Ein so feinsinniges Spiel mit der Sprache ist von einer Übertragung in die „leichte Sprache“ weder zu verlangen noch zu erwarten. Denn deren Sinn ist schließlich, einen Text „barrierefrei“ zu machen, d.h. von allem Doppeldeutigen zu befreien und auf seine wesentliche Aussage zu reduzieren. – Also kann aus einem Asterix in „leichter Sprache“ bloß ein halber, um seinen eigentlichen Witz gebrachter Asterix werden? – Überhaupt nicht! Denn zum einen sind Bilder und Story ja wie im Original. Zum anderen hat sich Josephine Bilk, die die ursprüngliche Übersetzung von Gudrun Penndorf in „leichte Sprache“ transponiert hat, bewundernswerte Mühe gegeben, das Spielerische und die Leichtigkeit des Textes zu erhalten.

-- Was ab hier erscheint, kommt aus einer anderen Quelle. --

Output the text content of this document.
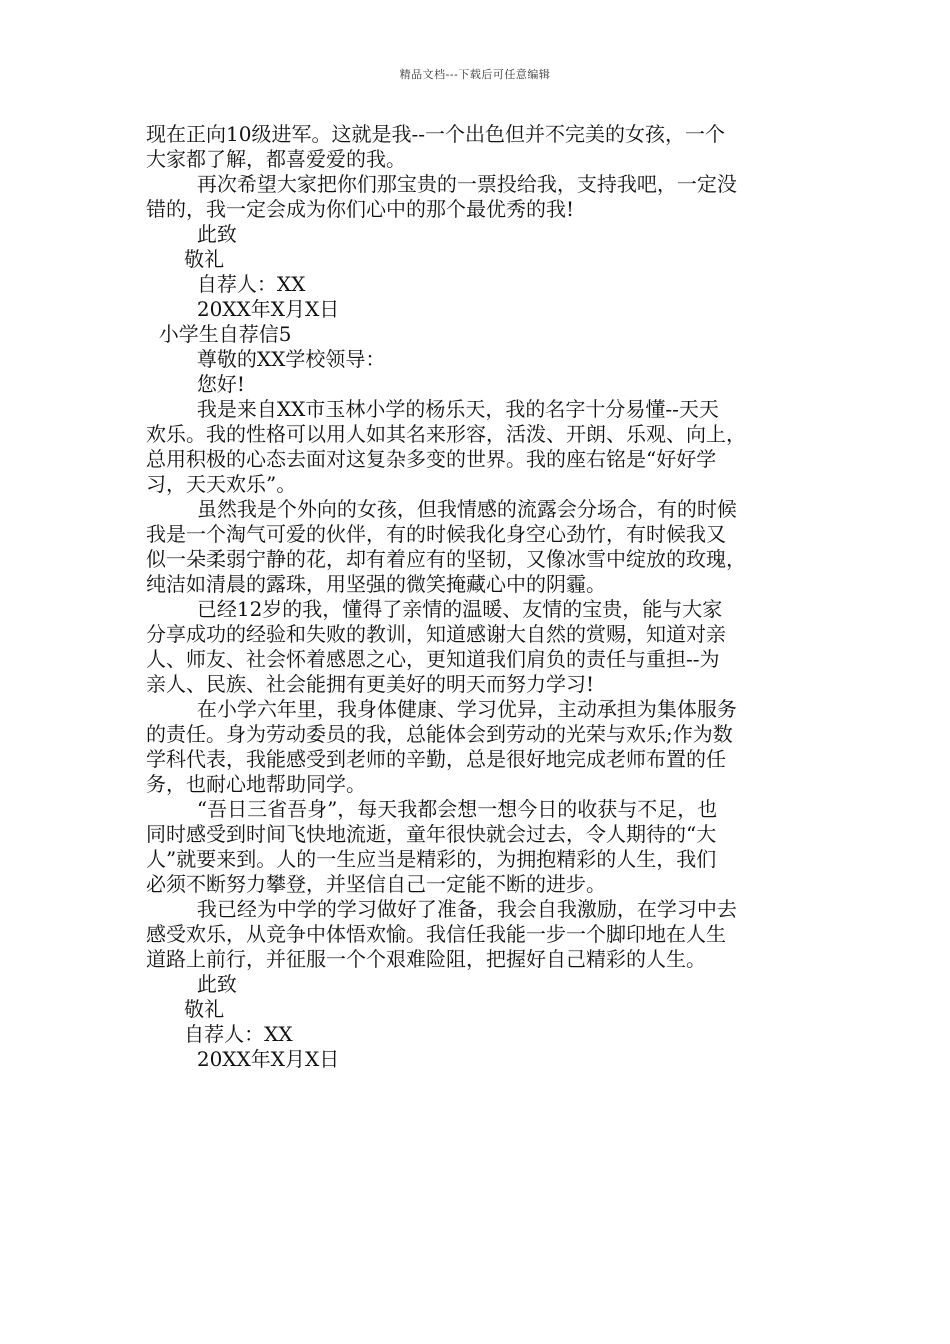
精品文档---下载后可任意编辑
现在正向10级进军。这就是我--一个出色但并不完美的女孩，一个
大家都了解，都喜爱爱的我。
再次希望大家把你们那宝贵的一票投给我，支持我吧，一定没
错的，我一定会成为你们心中的那个最优秀的我!
此致
敬礼
自荐人：XX
20XX年X月X日
小学生自荐信5
尊敬的XX学校领导：
您好!
我是来自XX市玉林小学的杨乐天，我的名字十分易懂--天天
欢乐。我的性格可以用人如其名来形容，活泼、开朗、乐观、向上，
总用积极的心态去面对这复杂多变的世界。我的座右铭是“好好学
习，天天欢乐”。
虽然我是个外向的女孩，但我情感的流露会分场合，有的时候
我是一个淘气可爱的伙伴，有的时候我化身空心劲竹，有时候我又
似一朵柔弱宁静的花，却有着应有的坚韧，又像冰雪中绽放的玫瑰，
纯洁如清晨的露珠，用坚强的微笑掩藏心中的阴霾。
已经12岁的我，懂得了亲情的温暖、友情的宝贵，能与大家
分享成功的经验和失败的教训，知道感谢大自然的赏赐，知道对亲
人、师友、社会怀着感恩之心，更知道我们肩负的责任与重担--为
亲人、民族、社会能拥有更美好的明天而努力学习!
在小学六年里，我身体健康、学习优异，主动承担为集体服务
的责任。身为劳动委员的我，总能体会到劳动的光荣与欢乐;作为数
学科代表，我能感受到老师的辛勤，总是很好地完成老师布置的任
务，也耐心地帮助同学。
“吾日三省吾身”，每天我都会想一想今日的收获与不足，也
同时感受到时间飞快地流逝，童年很快就会过去，令人期待的“大
人”就要来到。人的一生应当是精彩的，为拥抱精彩的人生，我们
必须不断努力攀登，并坚信自己一定能不断的进步。
我已经为中学的学习做好了准备，我会自我激励，在学习中去
感受欢乐，从竞争中体悟欢愉。我信任我能一步一个脚印地在人生
道路上前行，并征服一个个艰难险阻，把握好自己精彩的人生。
此致
敬礼
自荐人：XX
20XX年X月X日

Situationskomik gelingt ihr auch in leichter Sprache: „Es ist immer dasselbe“, sagt der Gallier-Häuptling. „Immer wenn ich ein Bad nehme, werde ich gestört. Letztes Jahr auch schon.“ Auch Wortbedeutungsspiele funktionieren: Ein römischer Athlet versagt beim Training gegen Obelix jämmerlich. Sein Hauptmann tröstet ihn mit einem „Ruh dich aus, mein Bester.“ Worauf der Athlet antwortet: „Ich bin nicht dein Bester. Ich bin ein Versager.“ Und dass nun dem Schwarzen im Ausguck des Piratenschiffs sein Sprachfehler abhandenkommt, macht diesen Asterix nicht nur Barriere- sondern auch diskriminierungsfrei.